Elah Hayati baru saja memasuki pintu Taman Baca
Multatuli. Disusul kemudian oleh Mariah, Sumyati, Ida Yanti, Acih, Iis Dahlia, dan
Mariam. Juga hadir Si Opi. Bocah Ciseel berusia enam tahun yang selalu hadir
ikut mendengarkan pembacaan Max Havelaar. Dua puluh lima eksemplar novel Max
Havelaar diturunkan setengahnya dari rak. Buku merah yang berisi catatan kesan
dan pesan peserta diedarkan.
Suryati. Erna, dan Herti bergegas meninggalkan rumah
Pak Fajrudin. Pak Matsani berangkat menuju rumah yang baru saja ditinggalkan
Suryati. Dibawanya beras fitrah. Pak Matsani melintas di depan Taman Baca
Multatuli. Kami sudah memegang novel Max Havelaar. Paragraf lima Bab 13 kubaca
pelan.
Saya tiba di Padang
dengan tujuan untuk segera meninggalkan pedalaman itu. Namun saya berada dalam
ikatan tugas untuk menunjukkan rasa hormat saya pada Gubernur, dan saya mencoba
untuk begitu.
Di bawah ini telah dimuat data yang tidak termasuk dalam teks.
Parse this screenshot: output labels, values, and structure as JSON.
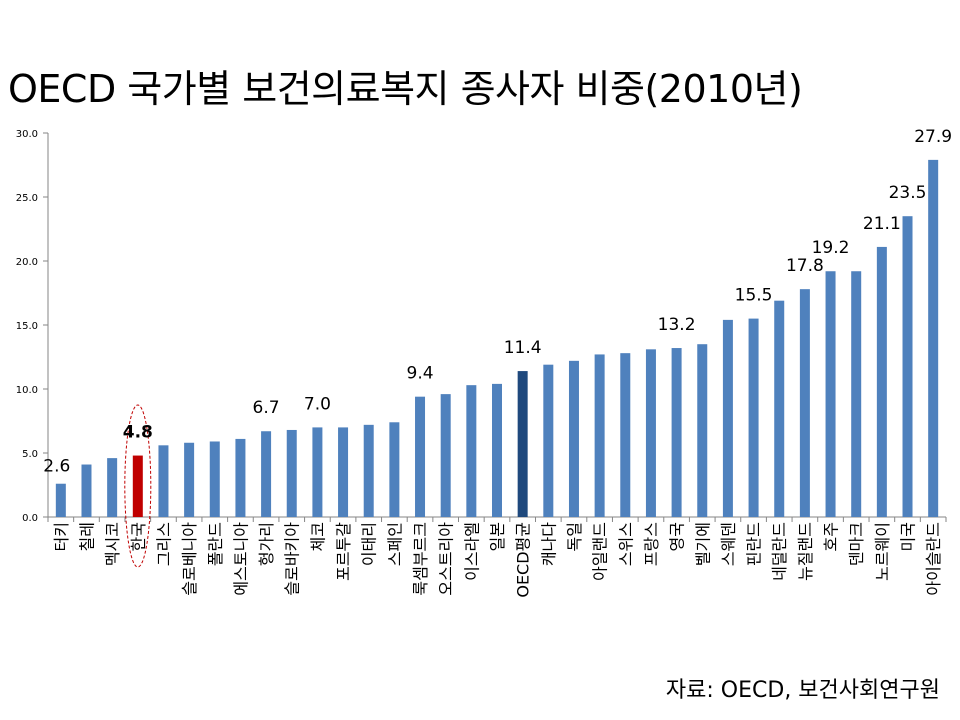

Bagaimanapun juga, dia memberi kabar bahwa dia tidak bisa
menerima saya, juga saya harus menunda keberangkatan saya ke pos yang baru
hingga perintah lebih lanjut. Anda akan mengerti jika saya sangat terkejut
karena ini, semakin terkejut karena suasana hatinya ketika dia meninggalkan
saya di Natal, yang membuat saya berpikir bahwa dia memiliki pendapat yang baik
tentang saya. (MH, hlm. 216)
Suryati, Herti, dan Erna ikut dalam rombongan ketika
paragraf lima ini selesai kubaca. Menyusul kemudian Rukanah, Sujana, Yani, Sadah,
Irman, Niah, Elis, Suha, Nuraeni, Oom, dan Radi. Kami berdua puluh satu membaca
Max Havelaar di pertemuan ke-43. Kamis, 9 Agustus 2012.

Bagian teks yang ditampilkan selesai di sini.